Secretary of State John Kerry tried to cheer up family members of foreign service officers posted alone abroad with a tale from the Vietnam War.
The State Department hosted the officers’ families for holiday reception yesterday. Kerry noted that there’s been a 350 percent jump in the number of FSOs who have to serve in unaccompanied posts — leaving family behind for security reasons — since 9/11.
“And it obviously is a sad commentary on the challenges that we face in the world beyond our control, where countries are in turmoil, places are in transition,” Kerry said.
“…I want to emphasize that as we gather here for what is a celebration, a festive time, we do so mindful that in a lot of vital but troubled places like Iraq, Afghanistan, Tunisia, Yemen, South Sudan, Pakistan, where yesterday’s news was just horrendous, we have people who are working to carry the torch for America and for universal values that go with the presence of these committed public servants.”

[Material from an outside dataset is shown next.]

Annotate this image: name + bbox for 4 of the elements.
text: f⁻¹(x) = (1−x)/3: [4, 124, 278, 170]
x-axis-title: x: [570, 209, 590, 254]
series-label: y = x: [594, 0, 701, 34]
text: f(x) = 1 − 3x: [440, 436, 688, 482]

Kerry stressed that he knows “personally” that “it is never easy when you are separated by thousands of miles and the office and the home are, in a sense, divided, and employee from family, and it’s complicated.”
“Obviously, this holiday season, a lot of you are yearning for the idea of being together with your loved ones, and we understand that. There are going to be empty seats at a dinner table, which is hard to deal with. There are fewer hands to decorate a tree or more packages that get lugged to the post office instead of being handed over personally. We understand every aspect of what it means to be here, part of this family, this particular family within the family,” he said.
Which led to his personal anecdote:
And I know sometimes there’s tension, anxious moments, even tears. Skype has a lot of benefits, but hugging ain’t one of them. So I’ll just share with you, 46 years ago — my staff tells me it was 46 years ago — it was 1968, that I remember — 1968, Christmas, I was in a river in Vietnam up in — near the Co Chien River, for anybody who knows what that means. And I was on a patrol boat. We were out there alone at night. The tracers were flying in the sky, the flares were dropping, sounds of eruptions of machine gun fire and other things here and there, and it was Christmas Eve. And there was supposed to be a truce, but the truce was broken. And I remember thinking how absurd that was, but it was life. And I took a peanut butter and jelly sandwich, went up and sat on the top of the roof of the boat, and just sat there. And frankly, I had visions of, really, sugar plums, chestnuts, New England in the snow. But what I learned was that the family of people around you make up for a lot. And I also learned that nothing ever makes up for the meaning of the quality of that service, of being able to be there for your country and make a difference.